Chinese leader of the Wuhuan tribes (died 207)

Tadun (died 207) was a leader of the Wuhuan tribes during the late Eastern Han dynasty of China. He was an ally of the warlord Yuan Shao and Yuan Shao's son and successor Yuan Shang.

==Life==
Tadun was a younger relative of the Wuhuan chieftain Qiuliju, and was well-known for his wisdom, command skills, strength and ferocity among the Wuhuan people. After Qiuliju died sometime in the early 190s, Tadun succeeded him as the new Wuhuan leader because Qiuliju's son, Louban (樓班), was too young at the time. Tadun not only ruled over the Wuhuan tribes in Liaoxi Commandery (around present-day Lulong County, Hebei), but also those in Youbeiping (around present-day Tangshan, Hebei), Yuyang (around present-day Miyun, Beijing) and Shanggu (around present-day Yanqing, Beijing) commanderies.

Throughout the 190s, Tadun supported the warlord Yuan Shao in his power struggle against Gongsun Zan for supremacy in northern China. In return for Tadun's support, Yuan Shao awarded imperial seals and honours to Tadun and the Wuhuan chieftains in the name of Emperor Xian, the figurehead emperor of the Eastern Han dynasty. After Louban had grown up, Tadun gave the reins of power to him but continued to remain in charge of the Wuhuan tribes in Liaoxi Commandery. The other Wuhuan chieftains, such as Nanlou (難樓), Supuyan (蘇僕延) and Wuyan (烏延), pledged allegiance to Louban as their new leader.

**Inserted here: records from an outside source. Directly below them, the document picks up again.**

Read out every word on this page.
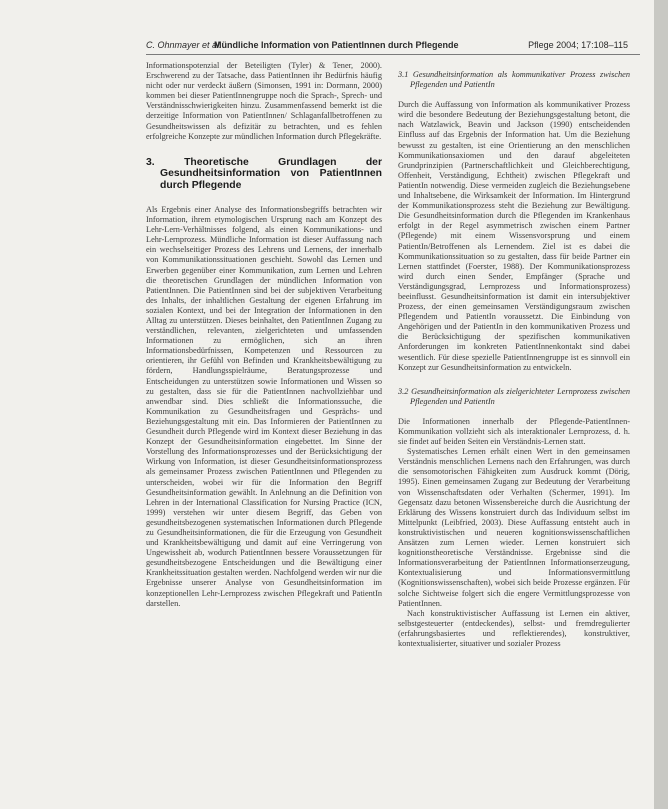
C. Ohnmayer et al.
Mündliche Information von PatientInnen durch Pflegende	Pflege 2004; 17:108–115

Informationspotenzial der Beteiligten (Tyler) & Tener, 2000). Erschwerend zu der Tatsache, dass PatientInnen ihr Bedürfnis häufig nicht oder nur verdeckt äußern (Simonsen, 1991 in: Dormann, 2000) kommen bei dieser PatientInnengruppe noch die Sprach-, Sprech- und Verständnisschwierigkeiten hinzu. Zusammenfassend bemerkt ist die derzeitige Information von PatientInnen/ Schlaganfallbetroffenen zu Gesundheitswissen als defizitär zu betrachten, und es fehlen erfolgreiche Konzepte zur mündlichen Information durch Pflegekräfte.

3.	Theoretische Grundlagen der Gesundheitsinformation von PatientInnen durch Pflegende

Als Ergebnis einer Analyse des Informationsbegriffs betrachten wir Information, ihrem etymologischen Ursprung nach am Konzept des Lehr-Lern-Verhältnisses folgend, als einen Kommunikations- und Lehr-Lernprozess. Mündliche Information ist dieser Auffassung nach ein wechselseitiger Prozess des Lehrens und Lernens, der innerhalb von Kommunikationssituationen geschieht. Sowohl das Lernen und Erwerben gegenüber einer Kommunikation, zum Lernen und Lehren die theoretischen Grundlagen der mündlichen Information von PatientInnen. Die PatientInnen sind bei der subjektiven Verarbeitung des Inhalts, der inhaltlichen Gestaltung der eigenen Erfahrung im sozialen Kontext, und bei der Integration der Informationen in den Alltag zu unterstützen. Dieses beinhaltet, den PatientInnen Zugang zu verständlichen, relevanten, zielgerichteten und umfassenden Informationen zu ermöglichen, sich an ihren Informationsbedürfnissen, Kompetenzen und Ressourcen zu orientieren, ihr Gefühl von Befinden und Krankheitsbewältigung zu fördern, Handlungsspielräume, Beratungsprozesse und Entscheidungen zu unterstützen sowie Informationen und Wissen so zu gestalten, dass sie für die PatientInnen nachvollziehbar und anwendbar sind. Dies schließt die Informationssuche, die Kommunikation zu Gesundheitsfragen und Gesprächs- und Beziehungsgestaltung mit ein. Das Informieren der PatientInnen zu Gesundheit durch Pflegende wird im Kontext dieser Beziehung in das Konzept der Gesundheitsinformation eingebettet. Im Sinne der Vorstellung des Informationsprozesses und der Berücksichtigung der Wirkung von Information, ist dieser Gesundheitsinformationsprozess als gemeinsamer Prozess zwischen PatientInnen und Pflegenden zu unterscheiden, wobei wir für die Information den Begriff Gesundheitsinformation gewählt. In Anlehnung an die Definition von Lehren in der International Classification for Nursing Practice (ICN, 1999) verstehen wir unter diesem Begriff, das Geben von gesundheitsbezogenen systematischen Informationen durch Pflegende zu Gesundheitsinformationen, die für die Erzeugung von Gesundheit und Krankheitsbewältigung und damit auf eine Verringerung von Ungewissheit ab, wodurch PatientInnen bessere Voraussetzungen für gesundheitsbezogene Entscheidungen und die Bewältigung einer Krankheitssituation gestalten werden. Nachfolgend werden wir nur die Ergebnisse unserer Analyse von Gesundheitsinformation im konzeptionellen Lehr-Lernprozess zwischen Pflegekraft und PatientIn darstellen.

3.1 Gesundheitsinformation als kommunikativer Prozess zwischen Pflegenden und PatientIn

Durch die Auffassung von Information als kommunikativer Prozess wird die besondere Bedeutung der Beziehungsgestaltung betont, die nach Watzlawick, Beavin und Jackson (1990) entscheidenden Einfluss auf das Ergebnis der Information hat. Um die Beziehung bewusst zu gestalten, ist eine Orientierung an den menschlichen Kommunikationsaxiomen und den darauf abgeleiteten Grundprinzipien (Partnerschaftlichkeit und Gleichberechtigung, Offenheit, Verständigung, Echtheit) zwischen Pflegekraft und PatientIn notwendig. Diese vermeiden zugleich die Beziehungsebene und Inhaltsebene, die Wirksamkeit der Information. Im Hintergrund der Kommunikationsprozess steht die Beziehung zur Bewältigung. Die Gesundheitsinformation durch die Pflegenden im Krankenhaus erfolgt in der Regel asymmetrisch zwischen einem Partner (Pflegende) mit einem Wissensvorsprung und einem PatientIn/Betroffenen als Lernendem. Ziel ist es dabei die Kommunikationssituation so zu gestalten, dass für beide Partner ein Lernen stattfindet (Foerster, 1988). Der Kommunikationsprozess wird durch einen Sender, Empfänger (Sprache und Verständigungsgrad, Lernprozess und Informationsprozess) beeinflusst. Gesundheitsinformation ist damit ein intersubjektiver Prozess, der einen gemeinsamen Verständigungsraum zwischen Pflegendem und PatientIn voraussetzt. Die Einbindung von Angehörigen und der PatientIn in den kommunikativen Prozess und die Berücksichtigung der spezifischen kommunikativen Anforderungen im konkreten PatientInnenkontakt sind dabei wesentlich. Für diese spezielle PatientInnengruppe ist es sinnvoll ein Konzept zur Gesundheitsinformation zu entwickeln.

3.2 Gesundheitsinformation als zielgerichteter Lernprozess zwischen Pflegenden und PatientIn

Die Informationen innerhalb der Pflegende-PatientInnen-Kommunikation vollzieht sich als interaktionaler Lernprozess, d. h. sie findet auf beiden Seiten ein Verständnis-Lernen statt.

Systematisches Lernen erhält einen Wert in den gemeinsamen Verständnis menschlichen Lernens nach den Erfahrungen, was durch die sensomotorischen Fähigkeiten zum Ausdruck kommt (Dörig, 1995). Einen gemeinsamen Zugang zur Bedeutung der Verarbeitung von Wissenschaftsdaten oder Verhalten (Schermer, 1991). Im Gegensatz dazu betonen Wissensbereiche durch die Ausrichtung der Erklärung des Wissens konstruiert durch das Individuum selbst im Mittelpunkt (Leibfried, 2003). Diese Auffassung entsteht auch in konstruktivistischen und neueren kognitionswissenschaftlichen Ansätzen zum Lernen wieder. Lernen konstruiert sich kognitionstheoretische Verständnisse. Ergebnisse sind die Informationsverarbeitung der PatientInnen Informationserzeugung, Kontextualisierung und Informationsvermittlung (Kognitionswissenschaften), wobei sich beide Prozesse ergänzen. Für solche Sichtweise folgert sich die engere Vermittlungsprozesse von PatientInnen.

Nach konstruktivistischer Auffassung ist Lernen ein aktiver, selbstgesteuerter (entdeckendes), selbst- und fremdregulierter (erfahrungsbasiertes und reflektierendes), konstruktiver, kontextualisierter, situativer und sozialer Prozess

Following Yuan Shao's death in 202, his son and successor Yuan Shang continued to maintain friendly ties with the Wuhuan. When Yuan Shang was defeated by his father's rival Cao Cao and forced to flee further north, he took shelter with Tadun and the Wuhuan tribes. Tadun attempted to help Yuan Shang regain control over the territories in northern China but to no avail. In 207, Cao Cao personally led his forces on a campaign against Yuan Shang and the Wuhuan tribes. By the time the Wuhuan realised that Cao Cao was on his way to attack them, it was too late but they still managed to muster thousands of horsemen to fight the enemy. Both sides clashed at the Battle of White Wolf Mountain near Liucheng (柳城; southwest of present-day Chaoyang, Liaoning). During the battle, Tadun was captured by the "Tiger and Leopard Cavalry" (虎豹騎) unit led by Cao Cao's cousin Cao Chun and was later executed by Zhang Liao, a general under Cao Cao.